「ガダルカナルの日本軍」をパンクさせた
「ER」というアイデア
「妻が死をもって浮き彫りにした問題を、医者、病院、都、国が力を合わせ改善してもらいたい。妻の死を無駄にしてほしくない」
今年10月、脳出血を起こした東京都内の妊婦が8病院に搬送を拒否され、出産後に死亡した。夫は記者会見で「だれも責める気はなく、裁判を起こすつもりもない。赤ちゃんを安心して産める社会にしてほしい」と話した。
当初、医師不足を理由に搬送を断り、最終的に女性の収容先となった都立墨東病院は「総合周産期母子医療センター」の看板を掲げる大病院だった。看板に偽りがあったのはなぜだろうか。
東京23区には700床以上の大病院が21ある。その運営母体は大学が12(私立10、国立2)、都立が4、国立2、その他3。この12の大学病院のうち、8つは都心部の新宿・文京・港区にあり、残る4つは北部と南部に2つずつ。問題の起きた東部、西部地区には「分院」はあるものの、大学病院本院は存在しない。東京大学医科学研究所の上昌広特任准教授は話す。
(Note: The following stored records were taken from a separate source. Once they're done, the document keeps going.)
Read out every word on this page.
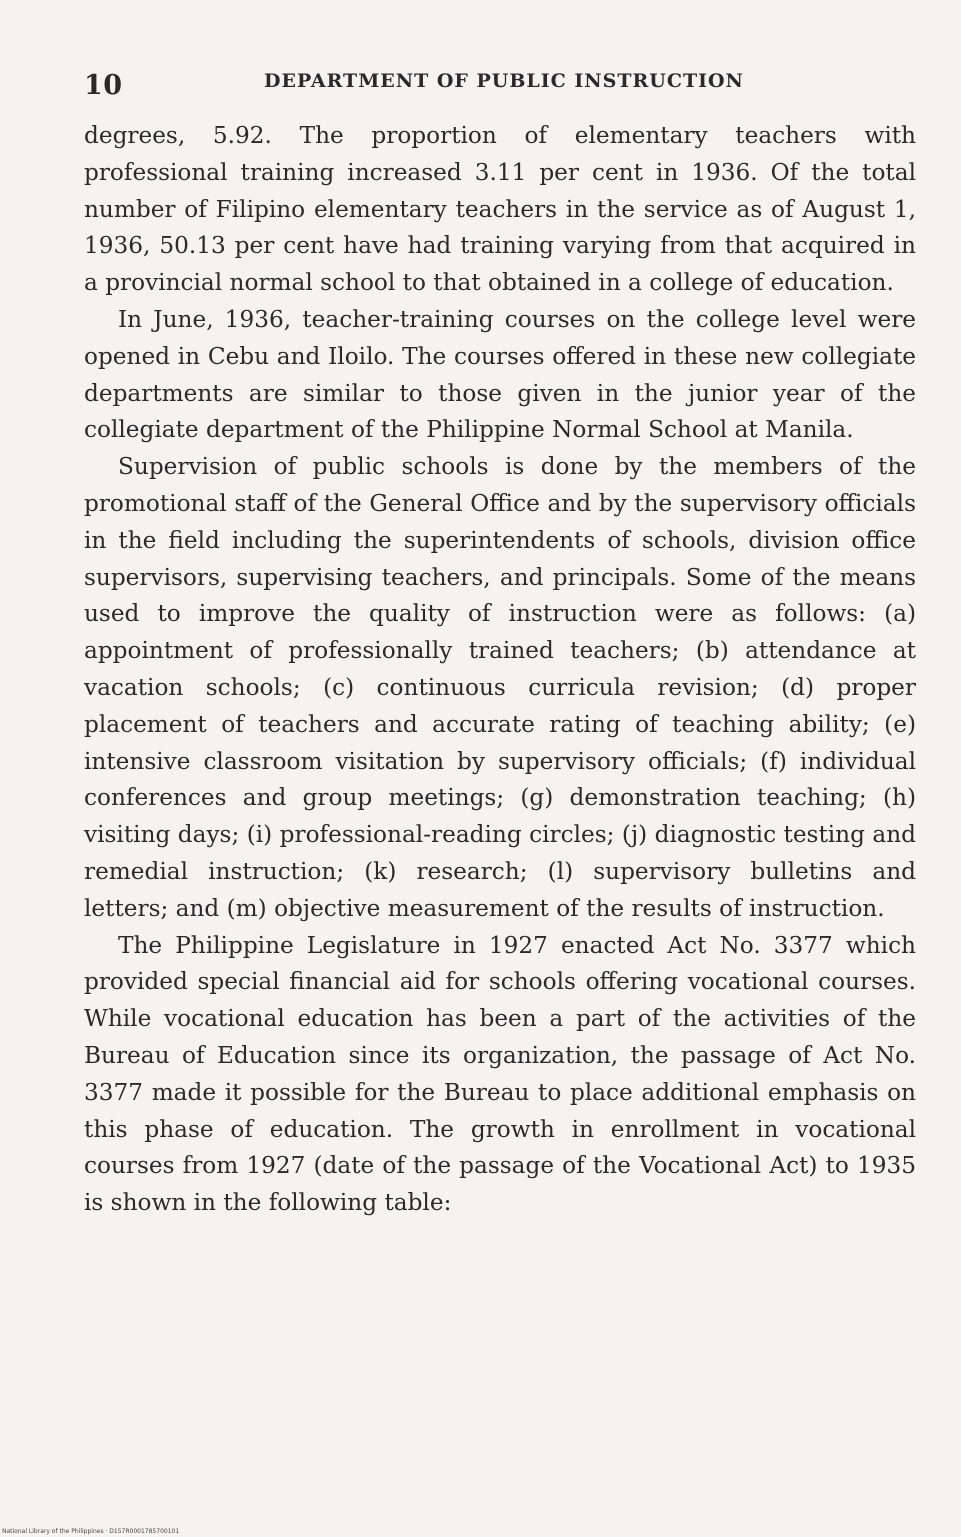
10	DEPARTMENT OF PUBLIC INSTRUCTION

degrees, 5.92. The proportion of elementary teachers with professional training increased 3.11 per cent in 1936. Of the total number of Filipino elementary teachers in the service as of August 1, 1936, 50.13 per cent have had training varying from that acquired in a provincial normal school to that obtained in a college of education.

In June, 1936, teacher-training courses on the college level were opened in Cebu and Iloilo. The courses offered in these new collegiate departments are similar to those given in the junior year of the collegiate department of the Philippine Normal School at Manila.

Supervision of public schools is done by the members of the promotional staff of the General Office and by the supervisory officials in the field including the superintendents of schools, division office supervisors, supervising teachers, and principals. Some of the means used to improve the quality of instruction were as follows: (a) appointment of professionally trained teachers; (b) attendance at vacation schools; (c) continuous curricula revision; (d) proper placement of teachers and accurate rating of teaching ability; (e) intensive classroom visitation by supervisory officials; (f) individual conferences and group meetings; (g) demonstration teaching; (h) visiting days; (i) professional-reading circles; (j) diagnostic testing and remedial instruction; (k) research; (l) supervisory bulletins and letters; and (m) objective measurement of the results of instruction.

The Philippine Legislature in 1927 enacted Act No. 3377 which provided special financial aid for schools offering vocational courses. While vocational education has been a part of the activities of the Bureau of Education since its organization, the passage of Act No. 3377 made it possible for the Bureau to place additional emphasis on this phase of education. The growth in enrollment in vocational courses from 1927 (date of the passage of the Vocational Act) to 1935 is shown in the following table:

National Library of the Philippines · D157R0001785700101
「大学病院本院の不在は地域医療のうえで大きなマイナスです。養成機関である大学病院には多くの医師が集まるため、どの地域でも医療ネットワークの中核。それがない東部と西部はどうしても医師不足に悩むことになります」
12の大学病院のうち、都心部にある7病院は大正時代までに創設されている。残る5つのうち最も創立が新しいのは1971年の帝京大学医学部で、それ以降の開院はない。
専門病院でも需要の多い地域のほうが儲かる。たとえば癌研有明病院は3年前に大塚から有明に移転したところ、患者が増え、経営状況が改善した。本来、大学病院本院のない場所には大学の進出があるはずが、医療は自動調整が働かない。ベッド数の総枠規制という政治的失策の影響が大きい。